Buy-to-let (BTL) rental yields have remained “largely flat” and are up by just 0.1% year-on-year, according to new research from Sourced Capital.
The peer-to-peer investment platform revealed that rental yields in England have fallen by 0.1% while regionally, London has seen an even greater decline with a drop of 0.2%.
However, Sourced Capital suggested this hasn’t been the case everywhere, and found that the North-East has seen an annual increase of 0.12% while on a local level, Corby has seen an uplift of 0.7% on an annual basis. Charnwood, Newcastle and Exeter have also seen positive growth with jumps of 0.5%.
The research also showed that Harlow in Essex and the Orkney Islands have each enjoyed a 0.4% increase, along with Ealing, which enjoyed the largest increase of all London boroughs.

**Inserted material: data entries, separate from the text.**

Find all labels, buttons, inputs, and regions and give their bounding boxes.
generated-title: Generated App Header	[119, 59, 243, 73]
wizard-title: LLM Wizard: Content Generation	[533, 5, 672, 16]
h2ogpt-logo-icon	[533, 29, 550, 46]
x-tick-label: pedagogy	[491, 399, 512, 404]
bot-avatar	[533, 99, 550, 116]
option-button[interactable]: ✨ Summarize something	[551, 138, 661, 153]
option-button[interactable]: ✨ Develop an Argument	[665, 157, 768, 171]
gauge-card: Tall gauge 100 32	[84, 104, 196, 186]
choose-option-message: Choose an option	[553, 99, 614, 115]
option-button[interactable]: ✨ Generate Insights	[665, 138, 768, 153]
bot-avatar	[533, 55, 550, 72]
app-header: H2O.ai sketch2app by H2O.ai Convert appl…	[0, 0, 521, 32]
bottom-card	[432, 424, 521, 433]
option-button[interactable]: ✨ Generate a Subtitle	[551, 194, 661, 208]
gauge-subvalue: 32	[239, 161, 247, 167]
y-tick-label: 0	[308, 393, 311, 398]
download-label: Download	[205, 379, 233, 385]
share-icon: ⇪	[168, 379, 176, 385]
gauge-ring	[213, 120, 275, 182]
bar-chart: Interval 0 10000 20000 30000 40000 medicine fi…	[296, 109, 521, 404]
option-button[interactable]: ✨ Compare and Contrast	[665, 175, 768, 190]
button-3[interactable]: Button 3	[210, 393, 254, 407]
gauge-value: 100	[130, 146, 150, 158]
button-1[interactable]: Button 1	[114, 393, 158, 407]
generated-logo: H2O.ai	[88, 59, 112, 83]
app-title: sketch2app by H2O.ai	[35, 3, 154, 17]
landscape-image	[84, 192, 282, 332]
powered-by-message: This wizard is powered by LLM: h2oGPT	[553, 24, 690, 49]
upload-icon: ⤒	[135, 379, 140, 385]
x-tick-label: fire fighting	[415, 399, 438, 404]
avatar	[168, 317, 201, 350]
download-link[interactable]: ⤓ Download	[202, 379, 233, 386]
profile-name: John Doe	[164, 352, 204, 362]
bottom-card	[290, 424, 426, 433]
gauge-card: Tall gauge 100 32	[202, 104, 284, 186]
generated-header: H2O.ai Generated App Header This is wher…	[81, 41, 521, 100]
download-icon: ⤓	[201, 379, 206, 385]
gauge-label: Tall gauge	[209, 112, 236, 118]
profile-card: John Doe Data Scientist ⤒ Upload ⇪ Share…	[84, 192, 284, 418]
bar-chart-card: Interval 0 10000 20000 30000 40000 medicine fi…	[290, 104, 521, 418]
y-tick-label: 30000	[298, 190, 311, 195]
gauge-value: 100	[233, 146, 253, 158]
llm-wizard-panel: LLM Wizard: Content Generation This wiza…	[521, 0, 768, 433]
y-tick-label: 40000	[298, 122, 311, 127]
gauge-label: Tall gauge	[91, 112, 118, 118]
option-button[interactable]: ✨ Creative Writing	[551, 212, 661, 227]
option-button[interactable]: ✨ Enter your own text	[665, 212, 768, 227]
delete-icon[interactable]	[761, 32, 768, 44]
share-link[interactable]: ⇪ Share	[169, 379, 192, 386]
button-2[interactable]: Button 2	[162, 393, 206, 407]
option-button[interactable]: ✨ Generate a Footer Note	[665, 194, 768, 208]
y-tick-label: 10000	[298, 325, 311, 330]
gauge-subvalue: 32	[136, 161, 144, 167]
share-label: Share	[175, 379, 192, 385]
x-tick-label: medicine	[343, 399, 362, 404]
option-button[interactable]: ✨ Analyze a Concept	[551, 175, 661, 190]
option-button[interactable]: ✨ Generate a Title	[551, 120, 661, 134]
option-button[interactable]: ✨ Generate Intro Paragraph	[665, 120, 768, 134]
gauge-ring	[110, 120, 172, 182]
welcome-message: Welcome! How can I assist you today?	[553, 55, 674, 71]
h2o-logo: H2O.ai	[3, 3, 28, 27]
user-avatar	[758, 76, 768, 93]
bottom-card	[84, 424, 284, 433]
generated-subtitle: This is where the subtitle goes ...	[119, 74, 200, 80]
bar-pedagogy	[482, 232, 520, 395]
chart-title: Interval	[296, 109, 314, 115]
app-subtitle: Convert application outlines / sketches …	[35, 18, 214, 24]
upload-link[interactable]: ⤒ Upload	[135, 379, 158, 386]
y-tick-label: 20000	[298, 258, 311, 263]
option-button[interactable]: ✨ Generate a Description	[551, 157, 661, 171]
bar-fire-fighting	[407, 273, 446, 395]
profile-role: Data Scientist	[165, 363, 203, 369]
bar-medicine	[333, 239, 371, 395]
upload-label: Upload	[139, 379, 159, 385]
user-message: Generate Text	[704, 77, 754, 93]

While Glasgow has seen a very marginal decline on an annual basis, Sourced Capital said the current average rental yield of 7.87% remains the strongest in the UK BTL sector.
“Turning a profit in the BTL sector remains a tough ask with a number of government changes denting profitability and yields remaining largely flat,” Sourced Capital managing director, Stephen Moss, commented.
“With COVID-19 presenting additional hurdles such as rental arrears and longer void periods, many are now turning to alternative options such as the peer-to-peer sector for a safer, more hands-off investment.
“However, that’s not to say that a BTL property won’t make a great investment should you place your money in the right pockets of the market. BTL returns are based on fine margins and so an annual increase of 0.7% isn’t as insignificant as it may seem.”